Le format « Happy Hour » de l’Orchestre National du Capitole de Toulouse (comprendre un format court accessible et destiné au grand public, en particulier les jeunes) reprenait ce samedi autour de la figure de Maurice Ravel. Initialement programmé avec Paul Dukas et son célèbre poème symphonique L’apprenti sorcier pour introduction, le compositeur français est finalement introduit par l’ouverture de Die Fledermaus de Johann Strauss fils, nous annonce un message en début de concert. Le programme donne d’ailleurs les dates de Strauss père alors qu’il s’agit d’une œuvre de son héritier, le vrai « roi de la valse ». Ces légers flottements sont très vite écartés à l’entrée de Pierre Bleuse. Si le style de la reprogrammation apparaît assez hétéroclite, sa direction fait l’unité du concert, en particulier autour de la valse et du rythme. Pour autant, le chef n’hésite pas à jouer sur les contrastes naissants de la rencontre entre les langages disparates des deux compositeurs, le tout sans conducteur.

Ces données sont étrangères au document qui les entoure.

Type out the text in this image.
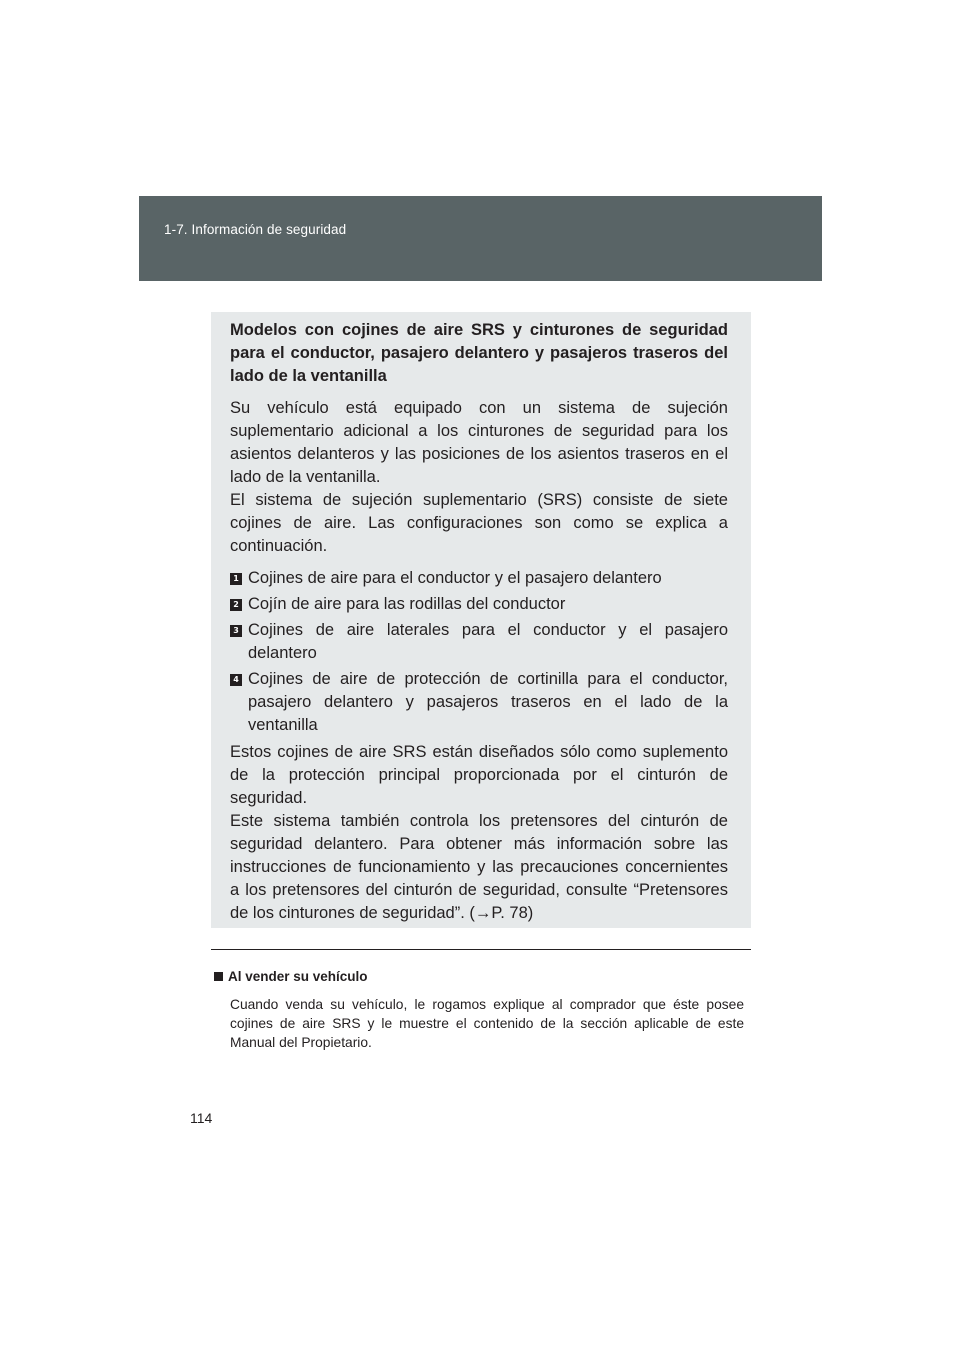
1-7. Información de seguridad

Modelos con cojines de aire SRS y cinturones de seguridad para el conductor, pasajero delantero y pasajeros traseros del lado de la ventanilla

Su vehículo está equipado con un sistema de sujeción suplementario adicional a los cinturones de seguridad para los asientos delanteros y las posiciones de los asientos traseros en el lado de la ventanilla.

El sistema de sujeción suplementario (SRS) consiste de siete cojines de aire. Las configuraciones son como se explica a continuación.

1 Cojines de aire para el conductor y el pasajero delantero

2 Cojín de aire para las rodillas del conductor

3 Cojines de aire laterales para el conductor y el pasajero delantero

4 Cojines de aire de protección de cortinilla para el conductor, pasajero delantero y pasajeros traseros en el lado de la ventanilla

Estos cojines de aire SRS están diseñados sólo como suplemento de la protección principal proporcionada por el cinturón de seguridad.

Este sistema también controla los pretensores del cinturón de seguridad delantero. Para obtener más información sobre las instrucciones de funcionamiento y las precauciones concernientes a los pretensores del cinturón de seguridad, consulte “Pretensores de los cinturones de seguridad”. (→P. 78)

Al vender su vehículo

Cuando venda su vehículo, le rogamos explique al comprador que éste posee cojines de aire SRS y le muestre el contenido de la sección aplicable de este Manual del Propietario.

114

Pierre Bleuse © Pierre Bleuse
Pierre Bleuse
© Pierre Bleuse

Au classique et germanique Johann Strauss le jeune, Pierre Bleuse assigne la baguette, avec une direction très aérienne et très distante vis-à-vis d’une valse canonique très mécanique. Il tente néanmoins de rapprocher cette ouverture de Maurice Ravel en lançant délicatement les passages mélancoliques initiaux, par exemple au hautbois ou avec les cloches tubulaires, et en laissant exploser les passages les plus brillants et martelés. Mais rien n’y fait. Face à ce qui va suivre, on reste dans le noir et blanc et on regrette tout de même Dukas. L’inversion de ces œuvres, toutes extrêmement connues, ne sert pas la cohérence, à moins que Strauss ne servît de faire-valoir à Ravel…

Le chef d’orchestre ne s’y trompe d’ailleurs pas. Il abandonne la baguette pour pouvoir saisir la complexe et consistante matière ravélienne « à mains nues ». Composée plus de 45 ans après l’ouverture de Strauss, La Valse de Ravel nécessite une préhension permettant l’exposition de ses différentes facettes et de sa polychromie. L’enrichissement progressif de l’effectif du plateau va dans ce sens. Le rythme de la valse se dissipe peu à peu dans les nuances et les modes, complètement décortiqué et confisqué par le compositeur. La saturation finale en est le plus bel exemple, reprenant le final germanique sans le rependre.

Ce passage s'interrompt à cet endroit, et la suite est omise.